Abstract

To compare the appearance of hypervascular liver lesions on gadolinium-enhanced fast low-angle shot (FLASH) imaging with T2-weighted fat-suppressed spin-echo imaging, dynamic nonequilibrium-phase FLASH imaging, and dynamic nonequilibrium-phase iodine-enhanced computed tomography (CT) and to characterize the appearance of lesions on serial postgadolinium FLASH images. Twenty-nine patients with hypervascular malignant liver lesions were examined with dynamic contrast-enhanced CT and magnetic resonance (MR) imaging within a 1-month interval.
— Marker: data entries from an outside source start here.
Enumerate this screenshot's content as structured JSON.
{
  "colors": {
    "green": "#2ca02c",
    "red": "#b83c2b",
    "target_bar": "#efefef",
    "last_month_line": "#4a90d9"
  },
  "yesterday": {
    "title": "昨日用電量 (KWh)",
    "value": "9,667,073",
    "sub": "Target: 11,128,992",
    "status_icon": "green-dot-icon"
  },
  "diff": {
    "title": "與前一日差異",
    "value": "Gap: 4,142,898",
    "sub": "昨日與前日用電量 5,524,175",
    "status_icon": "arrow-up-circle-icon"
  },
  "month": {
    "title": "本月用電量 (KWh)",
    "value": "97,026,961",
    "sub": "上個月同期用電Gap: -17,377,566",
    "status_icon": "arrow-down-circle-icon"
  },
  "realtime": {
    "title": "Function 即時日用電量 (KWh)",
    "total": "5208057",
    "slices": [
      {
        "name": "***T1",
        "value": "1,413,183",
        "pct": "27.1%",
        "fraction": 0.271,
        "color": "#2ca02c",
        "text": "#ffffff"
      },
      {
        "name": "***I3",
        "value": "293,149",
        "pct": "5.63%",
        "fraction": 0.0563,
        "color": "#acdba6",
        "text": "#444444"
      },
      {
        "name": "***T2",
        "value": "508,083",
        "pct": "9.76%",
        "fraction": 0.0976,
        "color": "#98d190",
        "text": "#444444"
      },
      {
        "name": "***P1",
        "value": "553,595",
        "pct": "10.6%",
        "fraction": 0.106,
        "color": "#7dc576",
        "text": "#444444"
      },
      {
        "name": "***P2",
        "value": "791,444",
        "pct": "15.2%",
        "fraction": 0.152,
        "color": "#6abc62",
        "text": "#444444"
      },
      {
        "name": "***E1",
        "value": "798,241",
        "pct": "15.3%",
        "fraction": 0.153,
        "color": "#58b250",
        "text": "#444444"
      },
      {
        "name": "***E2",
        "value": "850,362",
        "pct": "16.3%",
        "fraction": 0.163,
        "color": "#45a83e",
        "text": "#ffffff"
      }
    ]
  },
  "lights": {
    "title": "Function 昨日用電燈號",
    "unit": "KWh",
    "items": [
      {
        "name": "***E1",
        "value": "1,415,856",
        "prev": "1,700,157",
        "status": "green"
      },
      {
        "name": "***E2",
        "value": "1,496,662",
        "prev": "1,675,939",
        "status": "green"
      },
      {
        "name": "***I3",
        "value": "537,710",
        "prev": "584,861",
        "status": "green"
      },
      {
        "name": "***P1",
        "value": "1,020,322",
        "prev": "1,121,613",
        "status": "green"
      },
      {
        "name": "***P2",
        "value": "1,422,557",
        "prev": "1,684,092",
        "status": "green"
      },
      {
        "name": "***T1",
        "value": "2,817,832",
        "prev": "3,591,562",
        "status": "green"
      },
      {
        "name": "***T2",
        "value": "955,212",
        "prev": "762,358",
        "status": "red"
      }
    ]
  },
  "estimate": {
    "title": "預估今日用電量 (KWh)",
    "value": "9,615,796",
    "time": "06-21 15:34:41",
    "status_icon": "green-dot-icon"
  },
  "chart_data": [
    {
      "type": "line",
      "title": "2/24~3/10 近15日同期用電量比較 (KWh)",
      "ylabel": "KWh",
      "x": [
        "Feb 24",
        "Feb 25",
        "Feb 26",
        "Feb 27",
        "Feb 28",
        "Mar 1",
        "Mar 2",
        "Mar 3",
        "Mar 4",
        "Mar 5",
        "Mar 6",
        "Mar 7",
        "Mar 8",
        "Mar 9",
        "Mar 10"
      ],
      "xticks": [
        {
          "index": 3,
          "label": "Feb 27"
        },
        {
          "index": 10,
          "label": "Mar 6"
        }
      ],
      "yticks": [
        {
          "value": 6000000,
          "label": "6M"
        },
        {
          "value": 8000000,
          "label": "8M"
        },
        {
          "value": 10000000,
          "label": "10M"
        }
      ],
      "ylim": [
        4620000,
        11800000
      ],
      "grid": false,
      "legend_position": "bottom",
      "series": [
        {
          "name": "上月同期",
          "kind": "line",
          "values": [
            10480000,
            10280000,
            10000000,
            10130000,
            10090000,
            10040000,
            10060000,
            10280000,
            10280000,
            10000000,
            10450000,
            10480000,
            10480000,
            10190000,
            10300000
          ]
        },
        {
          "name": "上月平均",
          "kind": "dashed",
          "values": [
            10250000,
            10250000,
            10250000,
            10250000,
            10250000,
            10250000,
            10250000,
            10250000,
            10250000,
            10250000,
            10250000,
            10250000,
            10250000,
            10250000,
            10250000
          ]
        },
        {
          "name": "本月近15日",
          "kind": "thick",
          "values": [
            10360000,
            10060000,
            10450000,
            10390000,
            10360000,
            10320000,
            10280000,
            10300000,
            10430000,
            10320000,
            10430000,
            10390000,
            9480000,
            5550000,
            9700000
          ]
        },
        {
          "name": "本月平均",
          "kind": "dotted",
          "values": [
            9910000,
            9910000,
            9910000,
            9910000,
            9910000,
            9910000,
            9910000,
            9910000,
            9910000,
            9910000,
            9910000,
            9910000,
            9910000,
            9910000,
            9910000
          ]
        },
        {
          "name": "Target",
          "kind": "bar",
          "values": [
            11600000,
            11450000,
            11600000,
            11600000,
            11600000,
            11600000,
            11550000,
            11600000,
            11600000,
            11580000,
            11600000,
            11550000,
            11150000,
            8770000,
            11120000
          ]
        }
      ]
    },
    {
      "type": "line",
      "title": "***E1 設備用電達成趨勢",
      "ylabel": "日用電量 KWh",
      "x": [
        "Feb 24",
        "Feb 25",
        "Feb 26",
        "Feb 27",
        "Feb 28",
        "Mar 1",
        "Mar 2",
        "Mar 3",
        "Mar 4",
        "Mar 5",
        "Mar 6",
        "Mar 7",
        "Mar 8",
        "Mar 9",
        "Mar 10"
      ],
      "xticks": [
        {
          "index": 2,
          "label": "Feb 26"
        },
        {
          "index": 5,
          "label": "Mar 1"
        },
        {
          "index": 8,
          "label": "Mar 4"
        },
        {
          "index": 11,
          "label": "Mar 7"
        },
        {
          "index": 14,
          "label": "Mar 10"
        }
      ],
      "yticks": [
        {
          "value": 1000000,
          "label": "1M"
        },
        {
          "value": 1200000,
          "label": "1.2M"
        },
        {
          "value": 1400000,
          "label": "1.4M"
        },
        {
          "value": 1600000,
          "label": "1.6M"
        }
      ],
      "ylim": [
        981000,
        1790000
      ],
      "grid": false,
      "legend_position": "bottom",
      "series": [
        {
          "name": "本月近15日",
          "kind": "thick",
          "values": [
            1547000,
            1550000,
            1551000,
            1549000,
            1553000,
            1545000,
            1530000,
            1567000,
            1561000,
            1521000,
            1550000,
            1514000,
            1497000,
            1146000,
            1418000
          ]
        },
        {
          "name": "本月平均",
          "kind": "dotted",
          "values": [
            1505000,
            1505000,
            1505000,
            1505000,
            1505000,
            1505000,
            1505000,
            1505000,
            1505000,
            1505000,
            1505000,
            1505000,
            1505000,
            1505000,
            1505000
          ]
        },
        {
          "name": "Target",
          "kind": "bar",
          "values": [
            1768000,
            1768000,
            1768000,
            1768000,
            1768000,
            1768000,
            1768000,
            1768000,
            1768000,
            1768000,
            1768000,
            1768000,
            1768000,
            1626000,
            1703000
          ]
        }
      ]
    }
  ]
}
MR sequences included T2-weighted fat-suppression, precontrast FLASH, and postgadolinium FLASH at 1 second (sinusoid phase), 45 seconds (nonequilibrium phase), and 10 minutes. More than five lesions were detected in 12 patients with CT, 15 patients with T2-weighted fat-suppression imaging, 16 with sinusoid-phase FLASH imaging, and 11 with nonequilibrium-phase FLASH imaging. In six patients, a statistically significant (P = .03) increase in the number of lesions detected, by category, was observed on sinusoid-phase FLASH images compared with CT images. Sinusoid-phase FLASH imaging is superior to nonequilibrium-phase imaging with MR or CT for the demonstration of hypervascular malignant lesions.